Born and raised in Detroit, Michigan, it was in 1938 that Todd Webb bought his first camera aged 33, joining the Chrysler Camera Club and striking up a friendship with fellow budding photographer Harry Callahan; the pair developing a life-long fascination with the medium.
Moving to New York City in 1946 as a newly discharged Navy veteran, Webb dedicated himself to photography and spent a year photographing the city’s everyday life and architecture. With his large format camera and tripod, his hobby soon become his life; one year turning into several decades. With much support from the New York photography community — including luminaries like Georgia O’Keeffe, Walker Evans and Berenice Abbott — Webb was introduced to American curator Beaumont Newhall, and his first major solo exhibition was realised.
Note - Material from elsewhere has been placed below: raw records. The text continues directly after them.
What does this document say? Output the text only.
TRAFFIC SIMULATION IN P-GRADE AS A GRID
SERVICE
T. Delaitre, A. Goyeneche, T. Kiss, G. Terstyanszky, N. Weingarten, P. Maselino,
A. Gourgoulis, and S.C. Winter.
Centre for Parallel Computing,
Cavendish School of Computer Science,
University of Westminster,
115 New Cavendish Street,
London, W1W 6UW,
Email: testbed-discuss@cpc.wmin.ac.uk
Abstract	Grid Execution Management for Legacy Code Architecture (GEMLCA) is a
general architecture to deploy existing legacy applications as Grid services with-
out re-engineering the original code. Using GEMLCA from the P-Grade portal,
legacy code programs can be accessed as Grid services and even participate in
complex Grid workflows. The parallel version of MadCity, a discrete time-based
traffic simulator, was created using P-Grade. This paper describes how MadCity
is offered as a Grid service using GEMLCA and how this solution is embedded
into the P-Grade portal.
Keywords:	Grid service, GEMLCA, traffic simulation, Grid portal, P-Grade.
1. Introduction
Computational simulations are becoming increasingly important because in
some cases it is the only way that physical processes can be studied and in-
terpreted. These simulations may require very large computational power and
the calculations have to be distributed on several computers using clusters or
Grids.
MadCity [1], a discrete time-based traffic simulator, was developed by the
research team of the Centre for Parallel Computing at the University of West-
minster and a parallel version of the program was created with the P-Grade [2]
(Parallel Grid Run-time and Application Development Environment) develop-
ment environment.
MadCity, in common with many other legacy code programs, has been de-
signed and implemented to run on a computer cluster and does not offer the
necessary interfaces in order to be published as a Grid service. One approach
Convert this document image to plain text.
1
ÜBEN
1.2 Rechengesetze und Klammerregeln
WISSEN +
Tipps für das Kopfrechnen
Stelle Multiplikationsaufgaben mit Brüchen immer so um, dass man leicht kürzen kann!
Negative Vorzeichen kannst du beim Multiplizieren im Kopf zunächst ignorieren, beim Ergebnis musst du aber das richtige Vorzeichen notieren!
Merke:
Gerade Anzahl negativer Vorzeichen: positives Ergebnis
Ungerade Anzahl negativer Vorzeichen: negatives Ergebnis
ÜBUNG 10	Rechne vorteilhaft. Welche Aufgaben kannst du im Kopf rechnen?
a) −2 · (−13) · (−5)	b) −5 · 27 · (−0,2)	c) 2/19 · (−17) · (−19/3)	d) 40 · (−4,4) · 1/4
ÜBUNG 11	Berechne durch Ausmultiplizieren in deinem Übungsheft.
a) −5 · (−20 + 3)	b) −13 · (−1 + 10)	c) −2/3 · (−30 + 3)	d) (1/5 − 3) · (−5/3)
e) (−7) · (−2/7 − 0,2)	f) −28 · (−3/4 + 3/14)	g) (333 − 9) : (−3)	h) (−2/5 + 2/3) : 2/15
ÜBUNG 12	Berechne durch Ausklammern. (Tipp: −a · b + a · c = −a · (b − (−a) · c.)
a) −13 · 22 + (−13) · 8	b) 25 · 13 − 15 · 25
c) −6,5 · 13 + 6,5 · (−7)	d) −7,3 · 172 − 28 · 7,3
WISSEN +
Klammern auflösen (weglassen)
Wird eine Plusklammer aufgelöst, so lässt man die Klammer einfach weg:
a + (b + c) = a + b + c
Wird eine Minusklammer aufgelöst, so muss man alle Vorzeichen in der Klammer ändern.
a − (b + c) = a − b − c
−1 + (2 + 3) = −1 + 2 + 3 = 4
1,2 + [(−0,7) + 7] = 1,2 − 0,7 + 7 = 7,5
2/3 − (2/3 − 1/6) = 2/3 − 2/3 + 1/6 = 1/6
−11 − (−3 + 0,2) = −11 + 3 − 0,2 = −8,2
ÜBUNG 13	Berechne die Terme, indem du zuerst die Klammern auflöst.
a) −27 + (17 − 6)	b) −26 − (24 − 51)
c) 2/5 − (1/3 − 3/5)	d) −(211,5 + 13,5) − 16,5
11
I See A City opened at the Museum of the City of New York in September 1946 to rave reviews, and was the catalyst of a long and successful career for the late photographer. Now, over seventy years later, the same museum is currently exhibiting a second solo exhibition of Webb’s work; A City Seen: Todd Webb’s Postwar New York, 1945-1960 serving as both a testament to the lasting potency of the photographer’s work and a spellbinding insight into a New York that has long gone.
Featuring more than 100 vintage images, accompanied by entries from Webb’s own journal, the exhibition highlights Todd Webb’s personal exploration of the city that enthralled him, and provides an expansive document of New York in the years following World War II. Curated by the Museums’s Sean Corcoran, A City Seen: Todd Webb’s Postwar New York, 1945-1960 will remain on show until 4 September.